Cataract surgeons who claim they're not worried about piercing the posterior capsule with a sharp instrument or oscillating phaco tip? "They're either lying or retired," says Uday Devgan, MD, a cataract surgeon in Los Angeles, Calif.
While posterior capsular ruptures are rare — it's estimated they occur in 6% of novice surgeons' cases and in less than 1% of experienced physicians' procedures — they increase the risks of endophthalmitis and cystoid macular edema, adverse events that adversely affect patients' post-op vision. But a rupture impacts more than quality outcomes. Your case costs and profit margins suffer collateral damage. Consider:
- Surgeons must open 2 or 3 more tubes of viscoelastic to keep the tear from expanding, and prevent or limit vitreous loss.
- They must use intracameral preservative-free triamcinolone during clean-up of the tear to increase visualization of the vitreous that prolapses into the anterior chamber.

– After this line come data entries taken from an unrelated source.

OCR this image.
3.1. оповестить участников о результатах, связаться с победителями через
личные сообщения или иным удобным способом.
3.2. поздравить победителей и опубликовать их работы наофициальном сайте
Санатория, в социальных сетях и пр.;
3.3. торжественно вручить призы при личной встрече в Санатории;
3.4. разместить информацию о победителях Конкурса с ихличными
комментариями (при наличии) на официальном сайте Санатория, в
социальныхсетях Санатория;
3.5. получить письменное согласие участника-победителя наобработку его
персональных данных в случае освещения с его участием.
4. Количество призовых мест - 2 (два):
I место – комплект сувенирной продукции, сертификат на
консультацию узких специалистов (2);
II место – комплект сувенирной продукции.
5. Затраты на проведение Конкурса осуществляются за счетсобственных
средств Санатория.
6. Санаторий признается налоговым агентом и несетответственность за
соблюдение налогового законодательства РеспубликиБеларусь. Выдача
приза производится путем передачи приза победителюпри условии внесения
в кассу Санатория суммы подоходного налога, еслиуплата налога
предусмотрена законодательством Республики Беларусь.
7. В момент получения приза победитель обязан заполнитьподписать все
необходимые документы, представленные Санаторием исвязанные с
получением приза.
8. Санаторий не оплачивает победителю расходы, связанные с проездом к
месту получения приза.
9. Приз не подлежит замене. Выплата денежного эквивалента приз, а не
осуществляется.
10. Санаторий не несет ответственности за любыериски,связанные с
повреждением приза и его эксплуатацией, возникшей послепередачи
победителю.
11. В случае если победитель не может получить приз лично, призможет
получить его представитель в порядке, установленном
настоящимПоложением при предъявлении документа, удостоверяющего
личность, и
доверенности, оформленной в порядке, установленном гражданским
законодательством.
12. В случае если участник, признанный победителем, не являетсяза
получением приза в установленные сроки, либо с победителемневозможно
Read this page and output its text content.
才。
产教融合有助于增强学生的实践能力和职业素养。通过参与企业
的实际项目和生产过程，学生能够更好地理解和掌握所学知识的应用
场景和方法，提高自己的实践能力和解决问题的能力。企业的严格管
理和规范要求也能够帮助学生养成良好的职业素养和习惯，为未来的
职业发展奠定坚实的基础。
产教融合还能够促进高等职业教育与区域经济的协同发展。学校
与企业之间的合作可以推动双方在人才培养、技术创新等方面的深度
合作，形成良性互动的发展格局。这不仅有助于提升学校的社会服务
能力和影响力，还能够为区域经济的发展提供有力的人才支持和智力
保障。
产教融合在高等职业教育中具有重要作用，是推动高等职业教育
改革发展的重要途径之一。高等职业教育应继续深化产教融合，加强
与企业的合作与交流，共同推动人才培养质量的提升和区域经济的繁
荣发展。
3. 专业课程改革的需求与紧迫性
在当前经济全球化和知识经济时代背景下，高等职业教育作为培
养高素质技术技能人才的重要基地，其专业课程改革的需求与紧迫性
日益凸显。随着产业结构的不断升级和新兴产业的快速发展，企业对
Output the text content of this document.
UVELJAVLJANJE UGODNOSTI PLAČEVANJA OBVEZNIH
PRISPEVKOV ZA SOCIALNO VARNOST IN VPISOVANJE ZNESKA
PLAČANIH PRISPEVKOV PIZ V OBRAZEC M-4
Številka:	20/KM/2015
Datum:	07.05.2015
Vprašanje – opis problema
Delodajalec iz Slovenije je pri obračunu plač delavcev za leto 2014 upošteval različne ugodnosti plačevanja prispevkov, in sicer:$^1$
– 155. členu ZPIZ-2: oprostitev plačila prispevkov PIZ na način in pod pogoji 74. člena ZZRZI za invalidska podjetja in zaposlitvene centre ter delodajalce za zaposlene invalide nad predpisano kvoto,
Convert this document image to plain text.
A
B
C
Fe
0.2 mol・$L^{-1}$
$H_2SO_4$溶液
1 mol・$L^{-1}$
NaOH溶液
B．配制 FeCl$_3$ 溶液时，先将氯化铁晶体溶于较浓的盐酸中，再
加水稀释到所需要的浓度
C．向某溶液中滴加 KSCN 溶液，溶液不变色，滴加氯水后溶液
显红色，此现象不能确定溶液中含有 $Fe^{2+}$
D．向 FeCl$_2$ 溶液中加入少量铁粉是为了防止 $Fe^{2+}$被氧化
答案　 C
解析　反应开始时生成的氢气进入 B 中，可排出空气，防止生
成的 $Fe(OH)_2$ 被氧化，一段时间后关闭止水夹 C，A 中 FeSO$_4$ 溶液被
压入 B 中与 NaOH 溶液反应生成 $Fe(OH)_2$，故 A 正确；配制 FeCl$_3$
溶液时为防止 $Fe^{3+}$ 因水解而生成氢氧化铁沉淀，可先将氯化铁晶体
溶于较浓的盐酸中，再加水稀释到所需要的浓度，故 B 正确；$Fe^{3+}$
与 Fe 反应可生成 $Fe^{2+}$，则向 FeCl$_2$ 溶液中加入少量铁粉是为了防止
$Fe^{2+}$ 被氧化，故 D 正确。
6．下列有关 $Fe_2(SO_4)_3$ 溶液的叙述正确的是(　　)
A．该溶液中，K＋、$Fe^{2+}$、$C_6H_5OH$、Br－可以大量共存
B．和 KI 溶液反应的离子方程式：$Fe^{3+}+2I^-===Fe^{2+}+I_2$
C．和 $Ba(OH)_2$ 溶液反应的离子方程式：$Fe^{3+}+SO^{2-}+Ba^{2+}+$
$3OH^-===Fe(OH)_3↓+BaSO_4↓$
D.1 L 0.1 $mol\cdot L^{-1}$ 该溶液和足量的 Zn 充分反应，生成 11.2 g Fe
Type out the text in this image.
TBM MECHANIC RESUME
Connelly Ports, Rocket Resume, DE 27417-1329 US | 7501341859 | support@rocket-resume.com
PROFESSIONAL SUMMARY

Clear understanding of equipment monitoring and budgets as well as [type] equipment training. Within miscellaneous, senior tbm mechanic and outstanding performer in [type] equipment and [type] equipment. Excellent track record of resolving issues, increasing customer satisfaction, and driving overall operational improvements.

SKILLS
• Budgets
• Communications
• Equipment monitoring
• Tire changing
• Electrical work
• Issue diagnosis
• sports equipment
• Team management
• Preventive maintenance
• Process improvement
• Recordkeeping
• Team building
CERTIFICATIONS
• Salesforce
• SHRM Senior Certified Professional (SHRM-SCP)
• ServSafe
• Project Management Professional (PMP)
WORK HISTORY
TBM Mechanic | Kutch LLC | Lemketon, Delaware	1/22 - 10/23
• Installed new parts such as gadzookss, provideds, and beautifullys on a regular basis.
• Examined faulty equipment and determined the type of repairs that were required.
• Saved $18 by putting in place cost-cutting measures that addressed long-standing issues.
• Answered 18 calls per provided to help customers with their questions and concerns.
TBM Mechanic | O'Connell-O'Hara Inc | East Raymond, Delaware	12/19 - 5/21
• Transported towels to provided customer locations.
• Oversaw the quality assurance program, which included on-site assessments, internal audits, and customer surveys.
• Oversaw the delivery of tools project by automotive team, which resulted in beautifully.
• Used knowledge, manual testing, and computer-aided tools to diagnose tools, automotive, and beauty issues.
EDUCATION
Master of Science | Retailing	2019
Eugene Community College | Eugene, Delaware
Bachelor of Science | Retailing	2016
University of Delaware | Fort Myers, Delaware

- They must open an anterior vitrectomy pack, use acetylcholine chloride intraocular solution to constrict the pupil, and administer additional steroids or antibiotics.
- And your surgeons might have to insert a three-piece IOL, which is less likely to expand the tear, instead of a two-piece IOL.
All of those steps and additional supplies more than double the duration of surgery and inflate your case costs, says Dr. Devgan, stressing that you can't afford to waste minutes and dollars in a volume-driven specialty with razor-thin profit margins.
Fortunately, advanced phaco fluidics, femtosecond-lasers and mydriasis-maintaining drugs can help prevent tears from occurring.